Krista Kinnard, the director of the General Services Administration’s AI Center of Excellence, said the added workload from the pandemic raises the profile of automation, but added that agencies shouldn’t sacrifice quality for speed and efficiency.

While agencies that have fielded chatbots and AI-powered call centers can handle a greater call volume during the pandemic, Kinnard said employees remain the best option to handle some tasks.

“There are times when you do need that human level of interaction, but there are also times when we can really use artificial intelligence as a tool to enable those human interactions,” she said during a keynote address. “Things like fraud, identification and prevention, which I know is another really important element of responding to emergencies like we’re in now.”

Meanwhile, at the Defense Department’s Joint AI Center, the biggest hurdle to AI development and privacy comes from the silos created around data.

Sunmin Kim, the JAIC’s AI policy chief, said the agency may, for example, have data-sharing agreements with more than 70 different data owners, all within DoD.

“It’s important that we have that relationship with each of the data owners, but obviously, that is not maybe not the most efficient way to do things, especially when you’re talking about actually using the data for operational use or actually transforming the data in any way,” Kim said in a keynote speech. “There’s a lot of policy work that we could be doing around data sharing, and how do you efficiently share data or give access to data for algorithm development.”

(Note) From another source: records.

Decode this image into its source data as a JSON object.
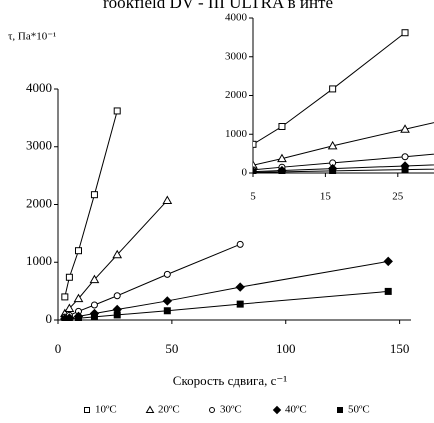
{
  "header": "rookfield DV - III ULTRA в инте",
  "chart_data": {
    "type": "line",
    "y_label": "τ, Па*10⁻¹",
    "x_label": "Скорость сдвига, с⁻¹",
    "xlim": [
      0,
      155
    ],
    "xticks": [
      0,
      50,
      100,
      150
    ],
    "ylim": [
      0,
      4000
    ],
    "yticks": [
      0,
      1000,
      2000,
      3000,
      4000
    ],
    "series": [
      {
        "name": "10ºC",
        "color": "#000000",
        "marker": "square",
        "filled": false,
        "x": [
          3,
          5,
          9,
          16,
          26
        ],
        "values": [
          400,
          740,
          1200,
          2170,
          3620
        ]
      },
      {
        "name": "20ºC",
        "color": "#000000",
        "marker": "triangle",
        "filled": false,
        "x": [
          3,
          5,
          9,
          16,
          26,
          48
        ],
        "values": [
          110,
          200,
          370,
          700,
          1130,
          2070
        ]
      },
      {
        "name": "30ºC",
        "color": "#000000",
        "marker": "circle",
        "filled": false,
        "x": [
          3,
          5,
          9,
          16,
          26,
          48,
          80
        ],
        "values": [
          50,
          80,
          150,
          260,
          420,
          790,
          1310
        ]
      },
      {
        "name": "40ºC",
        "color": "#000000",
        "marker": "diamond",
        "filled": true,
        "x": [
          3,
          5,
          9,
          16,
          26,
          48,
          80,
          145
        ],
        "values": [
          20,
          35,
          63,
          112,
          182,
          330,
          570,
          1015
        ]
      },
      {
        "name": "50ºC",
        "color": "#000000",
        "marker": "square",
        "filled": true,
        "x": [
          3,
          5,
          9,
          16,
          26,
          48,
          80,
          145
        ],
        "values": [
          10,
          17,
          30,
          55,
          88,
          160,
          275,
          495
        ]
      }
    ],
    "inset": {
      "xlim": [
        5,
        30
      ],
      "xticks": [
        5,
        15,
        25
      ],
      "ylim": [
        0,
        4000
      ],
      "yticks": [
        0,
        1000,
        2000,
        3000,
        4000
      ]
    }
  }
}
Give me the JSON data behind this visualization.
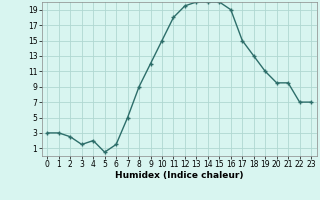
{
  "x": [
    0,
    1,
    2,
    3,
    4,
    5,
    6,
    7,
    8,
    9,
    10,
    11,
    12,
    13,
    14,
    15,
    16,
    17,
    18,
    19,
    20,
    21,
    22,
    23
  ],
  "y": [
    3,
    3,
    2.5,
    1.5,
    2,
    0.5,
    1.5,
    5,
    9,
    12,
    15,
    18,
    19.5,
    20,
    20,
    20,
    19,
    15,
    13,
    11,
    9.5,
    9.5,
    7,
    7
  ],
  "line_color": "#2d6e6a",
  "marker": "+",
  "bg_color": "#d8f5f0",
  "grid_color": "#b0d8d2",
  "xlabel": "Humidex (Indice chaleur)",
  "xlim": [
    -0.5,
    23.5
  ],
  "ylim": [
    0,
    20
  ],
  "yticks": [
    1,
    3,
    5,
    7,
    9,
    11,
    13,
    15,
    17,
    19
  ],
  "xticks": [
    0,
    1,
    2,
    3,
    4,
    5,
    6,
    7,
    8,
    9,
    10,
    11,
    12,
    13,
    14,
    15,
    16,
    17,
    18,
    19,
    20,
    21,
    22,
    23
  ],
  "tick_fontsize": 5.5,
  "xlabel_fontsize": 6.5
}
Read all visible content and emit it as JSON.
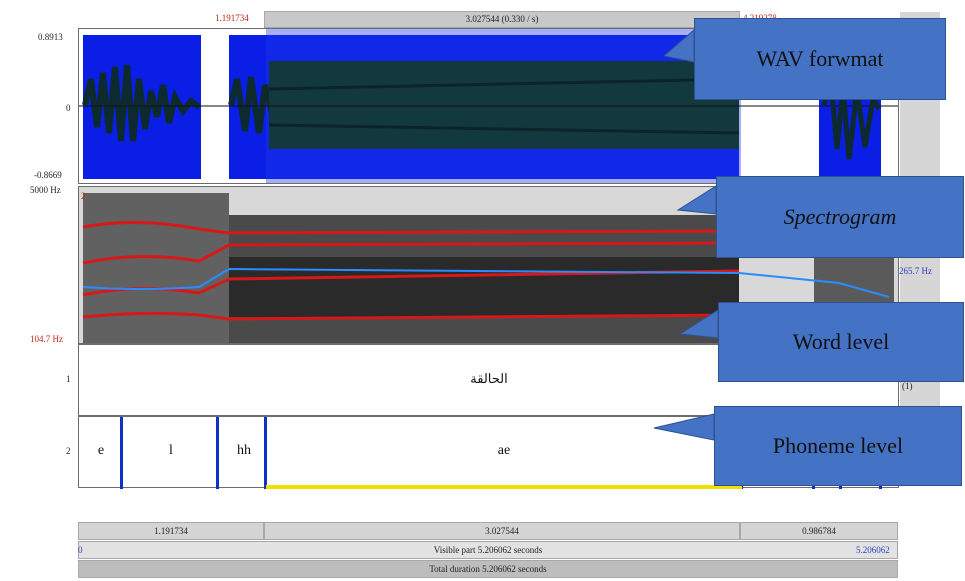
{
  "selection": {
    "start": "1.191734",
    "duration": "3.027544 (0.330 / s)",
    "end": "4.219278"
  },
  "waveform": {
    "max": "0.8913",
    "zero": "0",
    "min": "-0.8669"
  },
  "spectrogram": {
    "top_freq": "5000 Hz",
    "bottom_freq": "104.7 Hz",
    "cursor_freq": "265.7 Hz",
    "top_mark": "2"
  },
  "tier1": {
    "number": "1",
    "word": "الحالقة",
    "count": "(1)"
  },
  "tier2": {
    "number": "2",
    "phonemes": [
      "e",
      "l",
      "hh",
      "ae"
    ]
  },
  "bottom": {
    "seg_left": "1.191734",
    "seg_mid": "3.027544",
    "seg_right": "0.986784",
    "visible_start": "0",
    "visible_label": "Visible part 5.206062 seconds",
    "visible_end": "5.206062",
    "total_label": "Total duration 5.206062 seconds"
  },
  "callouts": {
    "wav": "WAV forwmat",
    "spectrogram": "Spectrogram",
    "word": "Word level",
    "phoneme": "Phoneme level"
  },
  "colors": {
    "callout": "#4472c4",
    "selection_blue": "#0a1ee6",
    "waveform": "#0d2b2e",
    "formant": "#d81818",
    "pitch": "#2a8cff"
  }
}
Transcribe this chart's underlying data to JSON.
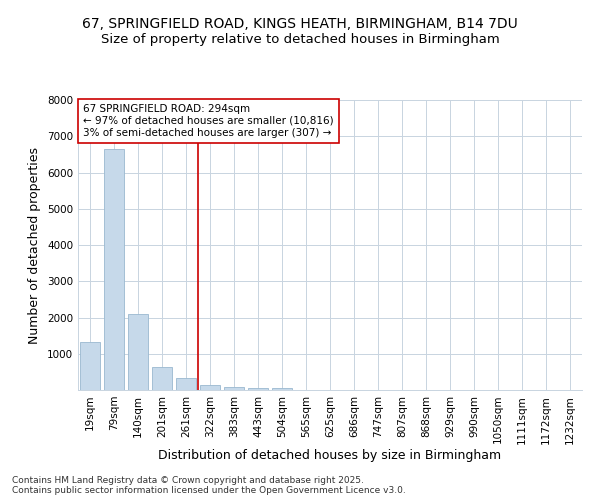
{
  "title1": "67, SPRINGFIELD ROAD, KINGS HEATH, BIRMINGHAM, B14 7DU",
  "title2": "Size of property relative to detached houses in Birmingham",
  "xlabel": "Distribution of detached houses by size in Birmingham",
  "ylabel": "Number of detached properties",
  "bar_color": "#c6d9ea",
  "bar_edge_color": "#9ab8d0",
  "grid_color": "#c8d4e0",
  "background_color": "#ffffff",
  "fig_background_color": "#ffffff",
  "categories": [
    "19sqm",
    "79sqm",
    "140sqm",
    "201sqm",
    "261sqm",
    "322sqm",
    "383sqm",
    "443sqm",
    "504sqm",
    "565sqm",
    "625sqm",
    "686sqm",
    "747sqm",
    "807sqm",
    "868sqm",
    "929sqm",
    "990sqm",
    "1050sqm",
    "1111sqm",
    "1172sqm",
    "1232sqm"
  ],
  "values": [
    1330,
    6660,
    2100,
    640,
    320,
    150,
    90,
    50,
    60,
    0,
    0,
    0,
    0,
    0,
    0,
    0,
    0,
    0,
    0,
    0,
    0
  ],
  "ylim": [
    0,
    8000
  ],
  "yticks": [
    0,
    1000,
    2000,
    3000,
    4000,
    5000,
    6000,
    7000,
    8000
  ],
  "vline_x": 4.5,
  "vline_color": "#cc0000",
  "annotation_text": "67 SPRINGFIELD ROAD: 294sqm\n← 97% of detached houses are smaller (10,816)\n3% of semi-detached houses are larger (307) →",
  "annotation_box_color": "#ffffff",
  "annotation_box_edge": "#cc0000",
  "footer_text": "Contains HM Land Registry data © Crown copyright and database right 2025.\nContains public sector information licensed under the Open Government Licence v3.0.",
  "title1_fontsize": 10,
  "title2_fontsize": 9.5,
  "axis_label_fontsize": 9,
  "tick_fontsize": 7.5,
  "annotation_fontsize": 7.5,
  "footer_fontsize": 6.5
}
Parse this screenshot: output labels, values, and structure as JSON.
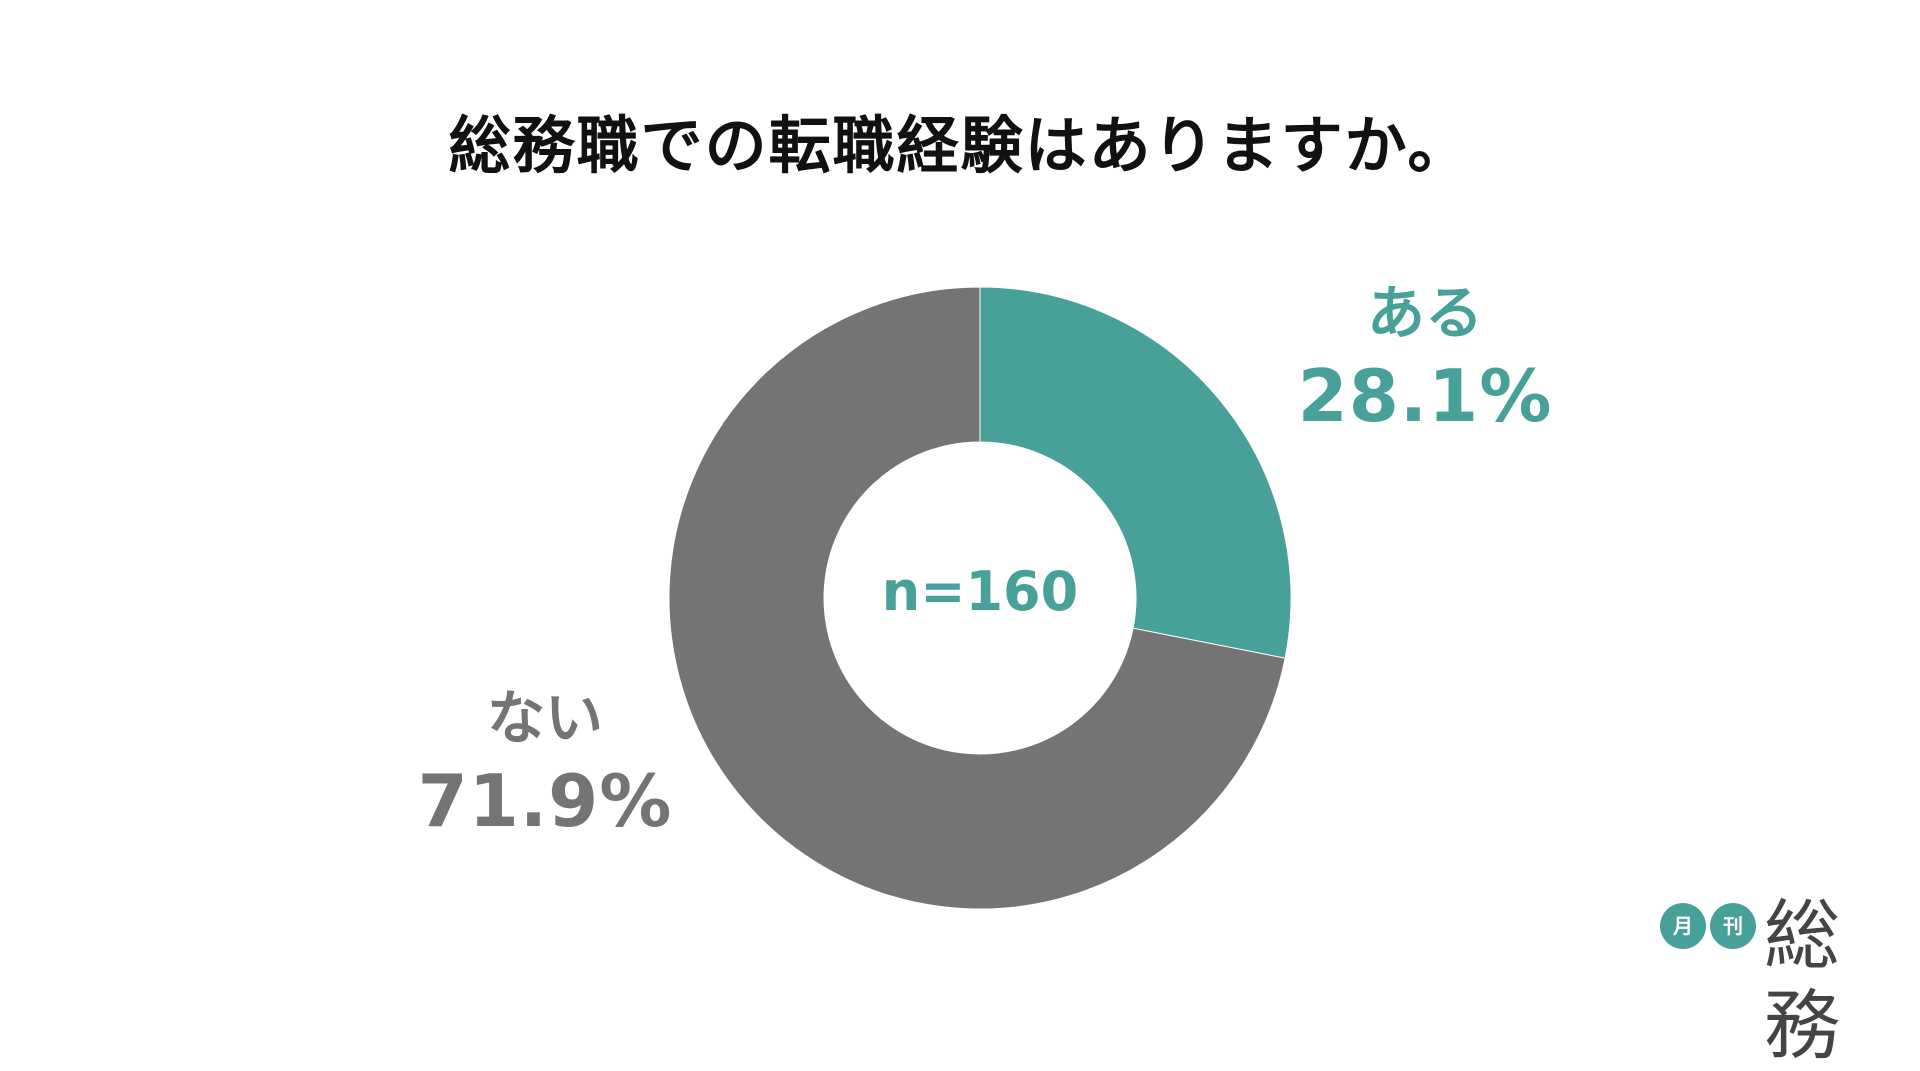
{
  "chart_data": {
    "type": "pie",
    "style": "donut",
    "title": "総務職での転職経験はありますか。",
    "center_label": "n=160",
    "slices": [
      {
        "label": "ある",
        "value": 28.1,
        "value_label": "28.1%",
        "color": "#48a199"
      },
      {
        "label": "ない",
        "value": 71.9,
        "value_label": "71.9%",
        "color": "#747474"
      }
    ]
  },
  "colors": {
    "accent": "#48a199",
    "neutral": "#747474",
    "title": "#111111",
    "logo_text": "#444444"
  },
  "logo": {
    "char1": "月",
    "char2": "刊",
    "mark": "総務"
  }
}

Privacy remains another hurdle for the fielding of AI, especially when algorithms depend on pulling from huge stores of training data. Ensuring privacy, she added, can be difficult when it remains unclear what data will do to a given algorithm.

“Most of our federal privacy regime is sort of rooted in [the idea that] you taken as little data as you need to do what you really need to do. That’s been a hard thing for us to navigate, as we’re making sure that we’re building privacy, first and foremost, into all of our data, data aggregation and algorithm development,” she said.